黒潮町地区防災計画シンポジウムが8月30日、同町佐賀の総合センターで開かれた。参加した住民や近隣自治体の防災担当者ら約250人が、2011年の東日本大震災で家族や同級生らを失った遺族の訴えに耳を傾け、災害への備えについて考えた。
「天災ではなく人災」と指摘
基調講演したのは、東日本大震災当時、宮城県石巻市立大川小学校5年生で津波にのまれながらも助かった只野哲也さん(27)。同小では児童74人、教職員10人が死亡・行方不明となり、只野さん自身は救助されたが、妹らを失った。
只野さんは、地震発生からの避難行動などを説明したうえで、「ひとつの家族のような地域がなくなった。津波到達まで約50分あった。これは『天災ではなく人災』だ。
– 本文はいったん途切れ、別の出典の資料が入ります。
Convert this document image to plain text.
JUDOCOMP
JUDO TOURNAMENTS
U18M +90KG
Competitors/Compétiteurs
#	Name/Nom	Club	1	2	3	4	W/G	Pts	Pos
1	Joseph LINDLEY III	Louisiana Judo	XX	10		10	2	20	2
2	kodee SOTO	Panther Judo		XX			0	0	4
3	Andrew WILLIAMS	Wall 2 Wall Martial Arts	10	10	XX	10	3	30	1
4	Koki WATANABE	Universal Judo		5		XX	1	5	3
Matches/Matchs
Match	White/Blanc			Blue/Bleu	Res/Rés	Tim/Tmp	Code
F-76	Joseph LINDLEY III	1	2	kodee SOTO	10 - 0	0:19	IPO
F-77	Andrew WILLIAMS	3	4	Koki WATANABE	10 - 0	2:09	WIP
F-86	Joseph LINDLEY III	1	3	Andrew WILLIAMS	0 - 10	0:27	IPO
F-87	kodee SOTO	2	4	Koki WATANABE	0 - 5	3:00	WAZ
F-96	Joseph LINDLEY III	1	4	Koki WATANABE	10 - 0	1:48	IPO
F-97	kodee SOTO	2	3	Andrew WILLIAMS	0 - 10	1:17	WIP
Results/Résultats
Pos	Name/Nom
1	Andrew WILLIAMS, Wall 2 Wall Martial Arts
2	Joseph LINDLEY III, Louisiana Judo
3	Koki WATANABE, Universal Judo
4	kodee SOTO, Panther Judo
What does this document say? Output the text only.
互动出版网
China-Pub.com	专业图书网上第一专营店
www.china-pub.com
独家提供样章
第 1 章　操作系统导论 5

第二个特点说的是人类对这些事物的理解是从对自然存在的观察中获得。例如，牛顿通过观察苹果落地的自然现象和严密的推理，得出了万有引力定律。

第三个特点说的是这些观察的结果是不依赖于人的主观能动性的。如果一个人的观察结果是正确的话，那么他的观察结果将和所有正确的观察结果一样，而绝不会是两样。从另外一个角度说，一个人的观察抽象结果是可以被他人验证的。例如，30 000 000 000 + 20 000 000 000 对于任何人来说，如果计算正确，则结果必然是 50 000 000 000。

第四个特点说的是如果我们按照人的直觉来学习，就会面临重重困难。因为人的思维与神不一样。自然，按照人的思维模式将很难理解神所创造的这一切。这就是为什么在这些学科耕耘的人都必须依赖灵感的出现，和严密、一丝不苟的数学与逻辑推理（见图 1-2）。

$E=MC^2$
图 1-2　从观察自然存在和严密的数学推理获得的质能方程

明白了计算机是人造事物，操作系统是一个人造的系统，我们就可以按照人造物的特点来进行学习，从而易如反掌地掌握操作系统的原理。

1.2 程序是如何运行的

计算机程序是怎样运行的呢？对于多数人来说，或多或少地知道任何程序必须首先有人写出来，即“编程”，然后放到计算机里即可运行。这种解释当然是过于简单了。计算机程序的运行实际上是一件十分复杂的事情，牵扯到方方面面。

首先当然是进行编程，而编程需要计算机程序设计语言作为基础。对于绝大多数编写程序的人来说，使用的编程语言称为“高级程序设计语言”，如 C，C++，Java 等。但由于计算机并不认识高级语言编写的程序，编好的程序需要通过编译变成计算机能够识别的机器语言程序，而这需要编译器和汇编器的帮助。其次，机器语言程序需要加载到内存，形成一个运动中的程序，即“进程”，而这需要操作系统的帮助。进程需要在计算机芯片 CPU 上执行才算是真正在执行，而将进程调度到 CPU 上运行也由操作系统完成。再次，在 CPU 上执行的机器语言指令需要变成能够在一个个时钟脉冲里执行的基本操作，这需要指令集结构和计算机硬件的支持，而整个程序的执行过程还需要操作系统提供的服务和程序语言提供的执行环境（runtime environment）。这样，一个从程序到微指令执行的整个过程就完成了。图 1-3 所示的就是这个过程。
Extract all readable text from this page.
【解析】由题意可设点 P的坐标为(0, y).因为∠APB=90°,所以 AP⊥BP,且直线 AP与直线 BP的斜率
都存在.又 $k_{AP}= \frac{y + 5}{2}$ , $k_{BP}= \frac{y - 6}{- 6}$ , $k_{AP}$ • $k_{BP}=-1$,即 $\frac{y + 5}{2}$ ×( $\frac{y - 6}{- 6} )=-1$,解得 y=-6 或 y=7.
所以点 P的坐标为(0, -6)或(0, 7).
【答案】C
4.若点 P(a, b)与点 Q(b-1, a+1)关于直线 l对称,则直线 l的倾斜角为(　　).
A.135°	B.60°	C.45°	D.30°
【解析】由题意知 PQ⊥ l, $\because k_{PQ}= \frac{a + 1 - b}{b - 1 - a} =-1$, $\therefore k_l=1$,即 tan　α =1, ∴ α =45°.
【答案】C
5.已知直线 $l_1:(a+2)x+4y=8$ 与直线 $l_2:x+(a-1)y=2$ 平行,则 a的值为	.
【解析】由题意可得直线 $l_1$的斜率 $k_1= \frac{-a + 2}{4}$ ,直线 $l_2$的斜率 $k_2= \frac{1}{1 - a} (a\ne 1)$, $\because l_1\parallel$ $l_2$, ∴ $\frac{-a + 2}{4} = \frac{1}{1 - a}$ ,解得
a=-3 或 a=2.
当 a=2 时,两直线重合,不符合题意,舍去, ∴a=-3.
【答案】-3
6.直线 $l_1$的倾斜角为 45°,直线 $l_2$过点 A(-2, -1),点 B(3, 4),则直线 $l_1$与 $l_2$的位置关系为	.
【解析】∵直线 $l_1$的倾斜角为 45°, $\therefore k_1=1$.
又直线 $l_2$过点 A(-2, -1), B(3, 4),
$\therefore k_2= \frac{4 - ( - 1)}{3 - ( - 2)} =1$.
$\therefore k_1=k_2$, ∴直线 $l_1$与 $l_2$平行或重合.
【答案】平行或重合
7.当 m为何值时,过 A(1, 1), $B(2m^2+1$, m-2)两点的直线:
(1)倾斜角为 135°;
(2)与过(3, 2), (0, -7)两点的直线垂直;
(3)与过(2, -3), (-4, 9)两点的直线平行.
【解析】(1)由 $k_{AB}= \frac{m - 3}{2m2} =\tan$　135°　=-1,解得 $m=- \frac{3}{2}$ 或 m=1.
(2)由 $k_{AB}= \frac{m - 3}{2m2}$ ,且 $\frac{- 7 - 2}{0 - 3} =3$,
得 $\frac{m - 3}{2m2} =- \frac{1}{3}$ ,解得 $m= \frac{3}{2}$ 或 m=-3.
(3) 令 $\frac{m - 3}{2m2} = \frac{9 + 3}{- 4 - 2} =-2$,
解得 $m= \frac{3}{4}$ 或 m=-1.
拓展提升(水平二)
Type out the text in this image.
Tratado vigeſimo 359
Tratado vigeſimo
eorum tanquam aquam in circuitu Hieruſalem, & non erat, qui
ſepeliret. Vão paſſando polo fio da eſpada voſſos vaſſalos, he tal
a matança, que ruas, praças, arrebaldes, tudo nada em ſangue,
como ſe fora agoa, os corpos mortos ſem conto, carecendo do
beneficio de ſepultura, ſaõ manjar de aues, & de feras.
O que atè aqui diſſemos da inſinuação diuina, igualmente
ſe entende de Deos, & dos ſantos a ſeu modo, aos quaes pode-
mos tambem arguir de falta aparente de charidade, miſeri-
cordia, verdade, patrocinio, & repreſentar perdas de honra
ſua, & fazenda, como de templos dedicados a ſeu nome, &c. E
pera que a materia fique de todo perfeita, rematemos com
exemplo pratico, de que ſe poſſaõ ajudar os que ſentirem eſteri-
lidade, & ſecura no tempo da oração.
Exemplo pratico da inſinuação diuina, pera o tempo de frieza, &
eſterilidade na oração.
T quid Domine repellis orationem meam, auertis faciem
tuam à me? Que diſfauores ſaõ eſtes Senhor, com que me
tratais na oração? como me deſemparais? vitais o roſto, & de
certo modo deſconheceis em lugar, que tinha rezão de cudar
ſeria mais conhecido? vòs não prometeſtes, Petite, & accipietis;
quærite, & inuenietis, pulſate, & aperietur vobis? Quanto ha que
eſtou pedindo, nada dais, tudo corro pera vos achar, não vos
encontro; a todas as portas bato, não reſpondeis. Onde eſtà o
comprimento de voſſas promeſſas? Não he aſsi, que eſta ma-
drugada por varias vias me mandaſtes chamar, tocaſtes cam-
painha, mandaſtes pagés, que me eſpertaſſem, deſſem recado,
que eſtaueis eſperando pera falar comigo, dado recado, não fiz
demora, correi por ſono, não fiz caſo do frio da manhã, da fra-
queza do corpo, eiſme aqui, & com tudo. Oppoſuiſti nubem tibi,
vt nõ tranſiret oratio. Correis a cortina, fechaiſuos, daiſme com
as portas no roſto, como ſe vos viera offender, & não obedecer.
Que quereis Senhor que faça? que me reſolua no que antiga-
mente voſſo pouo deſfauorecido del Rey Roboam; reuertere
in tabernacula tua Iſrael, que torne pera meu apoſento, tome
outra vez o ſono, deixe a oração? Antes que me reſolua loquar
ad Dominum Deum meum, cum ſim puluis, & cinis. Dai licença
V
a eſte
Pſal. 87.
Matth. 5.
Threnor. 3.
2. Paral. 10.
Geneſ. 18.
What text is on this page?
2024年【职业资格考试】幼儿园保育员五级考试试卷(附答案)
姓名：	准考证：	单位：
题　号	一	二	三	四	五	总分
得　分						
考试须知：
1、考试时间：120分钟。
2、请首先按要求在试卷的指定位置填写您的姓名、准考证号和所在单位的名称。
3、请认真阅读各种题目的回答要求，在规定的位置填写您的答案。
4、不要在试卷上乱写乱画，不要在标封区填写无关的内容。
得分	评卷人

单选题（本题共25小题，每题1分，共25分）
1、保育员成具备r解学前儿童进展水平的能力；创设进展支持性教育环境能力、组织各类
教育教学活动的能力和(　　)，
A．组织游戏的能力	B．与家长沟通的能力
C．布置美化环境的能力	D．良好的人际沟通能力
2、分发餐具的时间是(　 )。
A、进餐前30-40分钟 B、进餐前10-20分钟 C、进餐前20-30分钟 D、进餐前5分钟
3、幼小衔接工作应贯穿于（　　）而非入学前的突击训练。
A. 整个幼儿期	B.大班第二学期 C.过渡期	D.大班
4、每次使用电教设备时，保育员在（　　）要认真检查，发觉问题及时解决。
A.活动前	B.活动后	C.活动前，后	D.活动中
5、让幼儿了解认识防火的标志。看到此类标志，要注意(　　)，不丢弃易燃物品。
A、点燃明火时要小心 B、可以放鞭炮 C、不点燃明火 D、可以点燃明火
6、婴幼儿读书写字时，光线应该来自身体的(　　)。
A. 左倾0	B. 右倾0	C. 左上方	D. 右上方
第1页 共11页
救えた命だった」と指摘。「『いつも(平時)』と『もしも(有事)』を常に意識して考えること。子どもたちの命を真ん中に考え、いのちを『守る』だけでなく『育む』『つなぐ』ことが重要」などと訴えた。
中学生が「犠牲者ゼロ」へ取り組み紹介
また、町立佐賀中の生徒は、想定を変えながら避難訓練を繰り返し、避難場所には「マイ防災バッグ」を用意していることや、「犠牲者ゼロ」を目指して高齢者宅を訪問していることなどを紹介した。